Masques : à Lyon, Gérard Collomb veut rendre le port obligatoire
RER métro

Boursier.com, publié le jeudi 30 avril 2020 à 18h13

Du côté du gouvernement, il n'est "pas prévu" de rendre le port du masque obligatoire dans l'espace public à partir du 11 mai.

Les Français vont devoir s'équiper de masques "grand public" lavables ou jetables dans les prochains jours... Dans son discours très attendu sur le déconfinement, Edouard Philippe a annoncé que le masque serait obligatoire dans les transports, les collèges, et les commerces si les gérants l'exigent. De son côté, le conseil scientifique préconise le port systématique d'un masque dans les lieux recevant du public, dans son avis du 20 avril...

Le ministère de l'Intérieur a assuré à franceinfo jeudi qu'il n'est "pas prévu" de rendre le port du masque obligatoire dans l'espace public à partir du 11 mai. La mise au point intervient alors que plusieurs maires, dont celui de Lyon, souhaitent qu'il devienne obligatoire dans la rue.

Un arrêté pour suspendu à Sceaux

A Lyon, "ce sera une obligation de porter les masques dans la rue", a indiqué l'ancien ministre de l'Intérieur Gérard Collomb, qui compte sur le gouvernement pour imposer cette mesure sur l'espace public. Les édiles veulent publier un arrêté dans leur ville pour faire respecter la consigne... C'est aussi le point de vue adopté par le maire de Bordeaux Nicolas Florian, en tout cas "dans les lieux de grand passage".

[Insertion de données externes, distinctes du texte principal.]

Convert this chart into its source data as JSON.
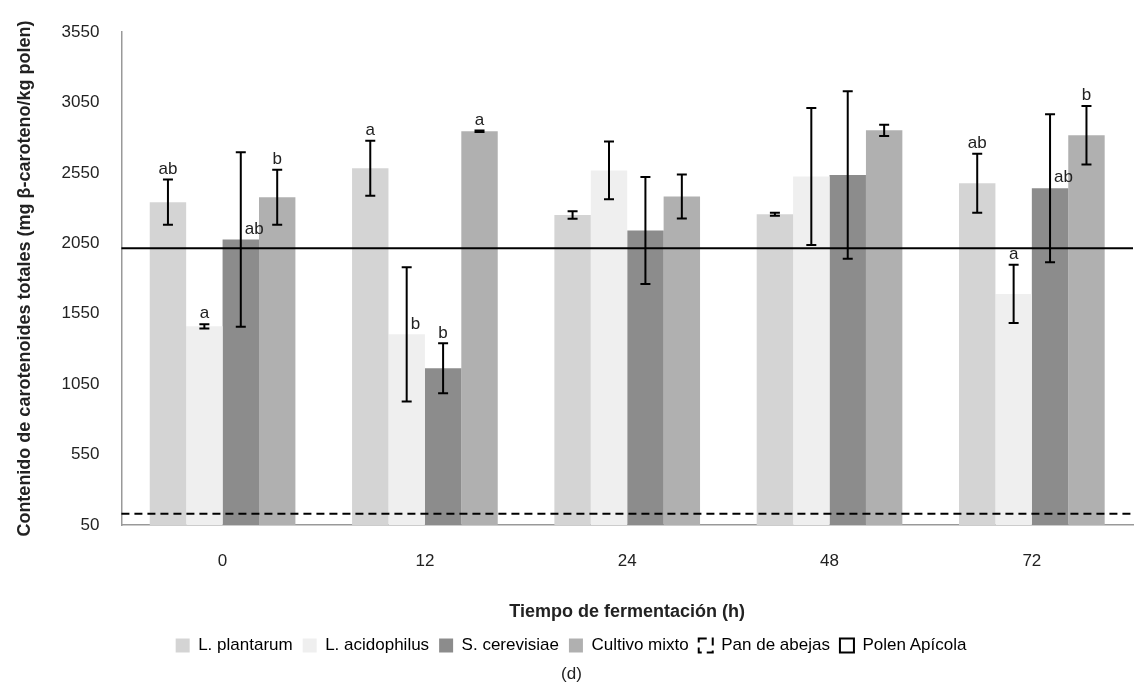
{
  "chart_data": {
    "type": "bar",
    "xlabel": "Tiempo de fermentación (h)",
    "ylabel": "Contenido de carotenoides totales (mg β-caroteno/kg polen)",
    "categories": [
      "0",
      "12",
      "24",
      "48",
      "72"
    ],
    "series": [
      {
        "name": "L. plantarum",
        "color": "#d4d4d4",
        "values": [
          2343,
          2584,
          2252,
          2257,
          2477
        ],
        "errors": [
          160,
          195,
          27,
          10,
          209
        ],
        "value_labels": [
          "ab",
          "a",
          null,
          null,
          "ab"
        ]
      },
      {
        "name": "L. acidophilus",
        "color": "#efefef",
        "values": [
          1461,
          1404,
          2568,
          2525,
          1691
        ],
        "errors": [
          15,
          476,
          205,
          487,
          207
        ],
        "value_labels": [
          "a",
          "b",
          null,
          null,
          "a"
        ]
      },
      {
        "name": "S. cerevisiae",
        "color": "#8c8c8c",
        "values": [
          2078,
          1163,
          2142,
          2536,
          2442
        ],
        "errors": [
          620,
          177,
          380,
          595,
          525
        ],
        "value_labels": [
          "ab",
          "b",
          null,
          null,
          "ab"
        ]
      },
      {
        "name": "Cultivo mixto",
        "color": "#b0b0b0",
        "values": [
          2378,
          2847,
          2383,
          2853,
          2818
        ],
        "errors": [
          195,
          5,
          157,
          40,
          207
        ],
        "value_labels": [
          "b",
          "a",
          null,
          null,
          "b"
        ]
      }
    ],
    "ref_lines": [
      {
        "axis": "y",
        "value": 130,
        "label": "Pan de abejas",
        "line_style": "dashed",
        "color": "#000000"
      },
      {
        "axis": "y",
        "value": 2015,
        "label": "Polen Apícola",
        "line_style": "solid",
        "color": "#000000"
      }
    ],
    "ylim": [
      50,
      3550
    ],
    "yticks": [
      50,
      550,
      1050,
      1550,
      2050,
      2550,
      3050,
      3550
    ],
    "grid": false,
    "legend": "bottom",
    "annotations": [
      "(d)"
    ]
  }
}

Une idée déjà mise en oeuvre par le maire de Sceaux (Hauts-de-Seine) Philippe Laurent. Il avait imposé le port du masque à ses administrés mais son arrêté a été suspendu par le tribunal administratif de Cergy-Pontoise seulement deux jours plus tard.

Un décret ?

L'élu a choisi de faire appel et a réagi vendredi aux annonces du maire de Lyon. "Il faudrait que le gouvernement prenne un décret à l'échelle nationale pour obliger à ce port du masque dans l'ensemble de l'espace public, au moins dans un certain nombre de zones : on peut penser aux départements classés en rouge", a affirmé Philippe Laurent, également secrétaire général de l'Association des maires de France (AMF), au micro de franceinfo.